Researchers at Argonne National Laboratory and the UChicago Pritzker School of Molecular Engineering (UChicago PME) have identified the source of a long-standing battery problem linked to fading capacity, shorter lifespans, and in some cases fires. The findings clarify why certain advanced lithium ion batteries break down faster than expected and how those failures might be reduced.

The work, published in Nature Nanotechnology, explains how extremely small internal stresses can build up inside battery materials and trigger cracking. These effects are especially important for batteries used in electric vehicles and other high demand technologies, where durability and safety are critical.

"Electrification of society needs everyone's contribution," said one of the corresponding authors Khalil Amine, Argonne Distinguished Fellow and Joint Professor at UChicago, "If people don't trust batteries to be safe and long-lasting, they won't choose to use them."

Why New Battery Materials Fell Short

For years, engineers have struggled with cracking in lithium ion batteries that use polycrystalline nickel rich materials (PC-NMC) in their cathodes. These materials are made of many tiny crystal grains packed together, and repeated charging and discharging can cause them to fracture. To avoid this issue, researchers began shifting toward single-crystal nickel rich layered oxides (SC-NMC), which lack those internal grain boundaries.

Despite the promise, single-crystal cathodes did not always perform as well as expected. The new study explains why. The research was led by Jing Wang during her PhD work at UChicago PME through the GRC program, under the joint supervision of Prof. Shirley Meng's Laboratory for Energy Storage and Conversion and Amine's Advanced Battery Technology team.

The team found that design rules developed for polycrystalline cathodes were being incorrectly applied to single-crystal materials.
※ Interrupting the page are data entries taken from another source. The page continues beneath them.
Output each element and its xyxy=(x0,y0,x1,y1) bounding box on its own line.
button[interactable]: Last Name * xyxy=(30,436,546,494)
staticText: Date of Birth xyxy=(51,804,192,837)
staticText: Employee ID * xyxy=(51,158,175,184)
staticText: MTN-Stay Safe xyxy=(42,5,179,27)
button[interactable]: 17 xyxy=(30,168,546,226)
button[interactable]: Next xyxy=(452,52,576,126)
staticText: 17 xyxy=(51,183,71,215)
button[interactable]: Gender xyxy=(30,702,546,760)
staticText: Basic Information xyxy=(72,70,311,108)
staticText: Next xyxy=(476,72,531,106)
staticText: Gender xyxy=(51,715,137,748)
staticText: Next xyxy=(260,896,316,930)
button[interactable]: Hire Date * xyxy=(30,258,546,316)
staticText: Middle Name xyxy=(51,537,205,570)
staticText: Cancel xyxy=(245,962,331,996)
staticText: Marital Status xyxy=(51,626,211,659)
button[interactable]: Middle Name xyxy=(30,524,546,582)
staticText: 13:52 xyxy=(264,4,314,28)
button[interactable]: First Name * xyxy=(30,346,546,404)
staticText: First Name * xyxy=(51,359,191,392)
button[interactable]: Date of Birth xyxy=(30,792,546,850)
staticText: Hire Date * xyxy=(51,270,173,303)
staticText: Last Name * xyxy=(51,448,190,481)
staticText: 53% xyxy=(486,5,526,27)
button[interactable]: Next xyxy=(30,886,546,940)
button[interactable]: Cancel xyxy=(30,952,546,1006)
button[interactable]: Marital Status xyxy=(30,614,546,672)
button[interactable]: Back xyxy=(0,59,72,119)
That mismatch, they discovered, was at the heart of the performance problems.

Through the GRC program and UChicago's Energy Transition Network, Wang collaborated closely with national laboratory scientists and industry partners to push the research forward.

"When people try to transition to single-crystal cathodes, they have been following similar design principles as the polycrystal ones," said Wang, now a postdoctoral researcher working with UChicago and Argonne. "Our work identifies that the major degradation mechanism of the single-crystal particles is different from the polycrystal ones, which leads to the different composition requirements."

Rethinking Battery Design and Materials

The findings challenge both traditional battery design strategies and assumptions about which elements help or hurt performance. In particular, the study reshapes the understanding of how cobalt and manganese influence mechanical failure inside batteries.